Nikolai Khabibulin watches the winning goal enter the net he was supposed to be protecting.

EDMONTON - Game 1 of a National Hockey League season is all about seeing what you came to see. It is a time when the two points would be nice, but progress still counts for something.

At the Air Canada Centre on Thursday that meant toughness and effort, and the Maple Leafs delivered every bit of that an overtime loss to Montreal. At the Igloo in Pittsburgh, where a banner was hung on Friday, the Penguins are all about results - which they got in a solid win over the Rangers.

And as our tour wrapped up Sunday at Rexall Place in Edmonton, you knew the fans wanted something even simpler. They wanted their money's worth from a team that, on so many nights last season, played as if the game - the uniform - really wasn't that important to them.

Oiler fans want more compete. They want a line-up that isn't so easy to play against, particularly when Calgary comes in.

And despite the fact goaltender Nikolai Khabibulin all but ruined the night when the old pro made a peewee mistake to gift wrap the game-winning goal for Calgary, there were still enough positives to dilute the sour taste left in the mouths of Oiler fans after heartbreaking a 4-3 loss.

"We'll frame this the right way," defenceman Steve Staios said. "And we'll stick together. Win as a team, lose as a team."

The bad news was, the key addition to this team over the summer let in four goals on just 21 shots. The first shot Khabibulin saw as an Oiler sailed over his shoulder from in close, and the last of the game was simply a long dump-in that he had several seconds to deal with.

He didn't, and David Moss tapped the winner into an open net with 49 seconds to play, after Edmonton had fought back from a 3-1 deficit.

"I don't feel very good right now," Khabibulin said.

"I didn't like any one of the goals that went in tonight," countered head coach Pat Quinn.

But that's enough about the bad news.

The good news, from an Edmonton perspective, was that the Oilers played with purpose, grit and a goodly share of toughness. They outshot the Flames 34-21 and out-chanced them at least two to one on the night.

In short, they played like Pat Quinn said they would play, much sooner than most of that that could be accomplished.

"We were tenacious. We went to the net well," Quinn said, when asked what he liked the most about his first game behind the Oilers bench. "We got logged into our own zone a little bit too often. I think the panic level, for our defence especially, is probably a little low right now."

He will be careful, however, not to let a feeling set in that "close but no cigar" is good enough.

"Did we do some good things? Sure," Quinn said. "But we lost the hockey game."

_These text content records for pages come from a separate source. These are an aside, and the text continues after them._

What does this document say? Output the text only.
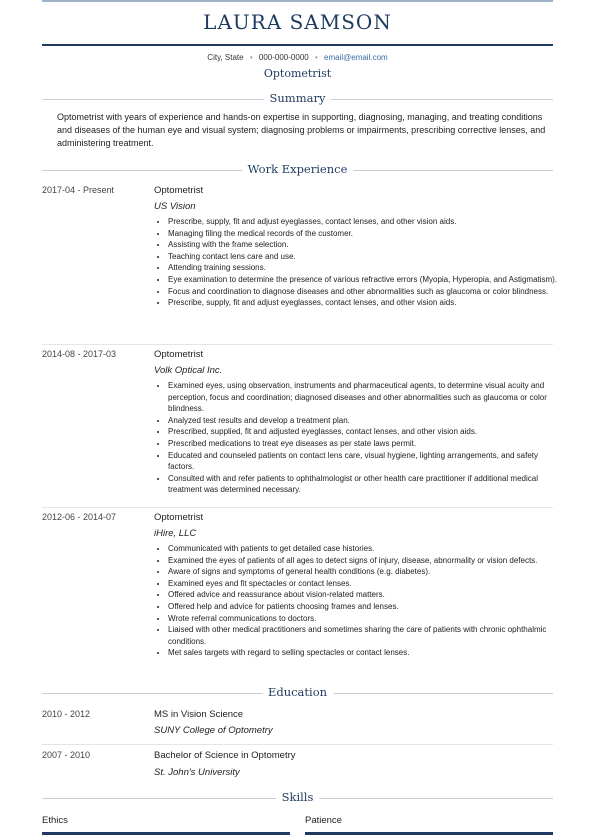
LAURA SAMSON
City, State • 000-000-0000 • email@email.com
Optometrist
Summary
Optometrist with years of experience and hands-on expertise in supporting, diagnosing, managing, and treating conditions and diseases of the human eye and visual system; diagnosing problems or impairments, prescribing corrective lenses, and administering treatment.
Work Experience
2017-04 - Present	Optometrist
US Vision
• Prescribe, supply, fit and adjust eyeglasses, contact lenses, and other vision aids.
• Managing filing the medical records of the customer.
• Assisting with the frame selection.
• Teaching contact lens care and use.
• Attending training sessions.
• Eye examination to determine the presence of various refractive errors (Myopia, Hyperopia, and Astigmatism).
• Focus and coordination to diagnose diseases and other abnormalities such as glaucoma or color blindness.
• Prescribe, supply, fit and adjust eyeglasses, contact lenses, and other vision aids.
2014-08 - 2017-03	Optometrist
Volk Optical Inc.
• Examined eyes, using observation, instruments and pharmaceutical agents, to determine visual acuity and perception, focus and coordination; diagnosed diseases and other abnormalities such as glaucoma or color blindness.
• Analyzed test results and develop a treatment plan.
• Prescribed, supplied, fit and adjusted eyeglasses, contact lenses, and other vision aids.
• Prescribed medications to treat eye diseases as per state laws permit.
• Educated and counseled patients on contact lens care, visual hygiene, lighting arrangements, and safety factors.
• Consulted with and refer patients to ophthalmologist or other health care practitioner if additional medical treatment was determined necessary.
2012-06 - 2014-07	Optometrist
iHire, LLC
• Communicated with patients to get detailed case histories.
• Examined the eyes of patients of all ages to detect signs of injury, disease, abnormality or vision defects.
• Aware of signs and symptoms of general health conditions (e.g. diabetes).
• Examined eyes and fit spectacles or contact lenses.
• Offered advice and reassurance about vision-related matters.
• Offered help and advice for patients choosing frames and lenses.
• Wrote referral communications to doctors.
• Liaised with other medical practitioners and sometimes sharing the care of patients with chronic ophthalmic conditions.
• Met sales targets with regard to selling spectacles or contact lenses.
Education
2010 - 2012	MS in Vision Science
SUNY College of Optometry
2007 - 2010	Bachelor of Science in Optometry
St. John's University
Skills
Ethics	Patience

The Battle of Alberta has evolved into a pair of teams at polar opposite points in their development.

Being 2-0 in the young season is nice for Calgary, but really, what this club does between now and April will only be pertinent if for some reason the wheels fall off. Which we can not see happening to the Flames.

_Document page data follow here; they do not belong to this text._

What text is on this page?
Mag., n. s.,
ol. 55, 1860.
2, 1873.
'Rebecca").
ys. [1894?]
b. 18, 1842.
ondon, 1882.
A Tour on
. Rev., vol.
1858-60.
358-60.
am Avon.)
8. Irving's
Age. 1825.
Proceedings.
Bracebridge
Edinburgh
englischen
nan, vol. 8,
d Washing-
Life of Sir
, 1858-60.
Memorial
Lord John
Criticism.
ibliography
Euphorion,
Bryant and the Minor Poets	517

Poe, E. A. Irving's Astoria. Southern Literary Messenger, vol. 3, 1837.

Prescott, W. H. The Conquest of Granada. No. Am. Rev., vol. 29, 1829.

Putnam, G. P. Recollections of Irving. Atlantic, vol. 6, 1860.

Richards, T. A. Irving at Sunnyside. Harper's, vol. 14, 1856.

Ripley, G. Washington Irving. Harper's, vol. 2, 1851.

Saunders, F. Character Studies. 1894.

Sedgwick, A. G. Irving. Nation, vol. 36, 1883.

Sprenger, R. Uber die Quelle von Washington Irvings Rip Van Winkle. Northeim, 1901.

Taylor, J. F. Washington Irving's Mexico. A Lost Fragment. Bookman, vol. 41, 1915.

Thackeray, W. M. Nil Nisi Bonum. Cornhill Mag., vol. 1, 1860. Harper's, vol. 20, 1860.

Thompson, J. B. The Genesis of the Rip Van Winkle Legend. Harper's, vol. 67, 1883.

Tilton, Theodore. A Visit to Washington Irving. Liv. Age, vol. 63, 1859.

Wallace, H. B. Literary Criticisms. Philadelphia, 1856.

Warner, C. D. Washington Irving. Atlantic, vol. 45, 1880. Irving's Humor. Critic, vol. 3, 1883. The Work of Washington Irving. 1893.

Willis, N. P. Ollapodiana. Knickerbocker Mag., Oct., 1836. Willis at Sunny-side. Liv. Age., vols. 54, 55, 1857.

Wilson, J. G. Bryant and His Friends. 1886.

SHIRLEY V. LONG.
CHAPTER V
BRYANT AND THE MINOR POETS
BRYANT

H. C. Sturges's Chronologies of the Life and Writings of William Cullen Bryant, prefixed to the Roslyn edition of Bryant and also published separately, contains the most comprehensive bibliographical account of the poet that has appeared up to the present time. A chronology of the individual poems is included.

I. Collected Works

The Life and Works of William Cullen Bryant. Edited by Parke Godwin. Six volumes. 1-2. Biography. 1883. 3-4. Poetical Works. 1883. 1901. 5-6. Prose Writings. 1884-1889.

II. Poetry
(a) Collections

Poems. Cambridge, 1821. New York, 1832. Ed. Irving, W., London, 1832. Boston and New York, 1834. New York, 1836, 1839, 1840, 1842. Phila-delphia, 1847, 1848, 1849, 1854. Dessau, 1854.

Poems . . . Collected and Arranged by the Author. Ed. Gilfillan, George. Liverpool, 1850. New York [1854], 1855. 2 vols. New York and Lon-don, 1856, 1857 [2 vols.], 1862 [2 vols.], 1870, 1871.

Calgary has become a good team that has lost in the first round for four straight post-seasons, so new coach Brent Sutter is not tasked with winning in October. That's expected.

His work will be judged come springtime.

Edmonton can only wish they had Calgary's problems. The Oilers haven't made the playoffs for four years, and hit their nadir last season.

Somehow a proud organization found itself with a roster tainted with entitlement and lack of care and/or effort. They became too small and far too easy an opponent, two traits that Quinn has vowed to battle.

Here, they want Dustin Penner to play like a 6-foot-4 winger. He did so and more on Saturday night, showing unseen jump in his stride while scoring a goal and adding an assist.

They want players to finish some checks for a change in Edmonton, and the Oilers did that in spades in their opener. They lost, but Calgary went home knowing they had been in a hockey game, which was more than happened on a lot of nights last season.

"Can we do this every night? I'm not sure," Staios said. "Honestly, I'm not sure. But we did it in Game 1, and we'll try to do it again [Tuesday] night. That's all I can control."

For one night, that was enough in Edmonton.

But that sentiment has a very short shelf life.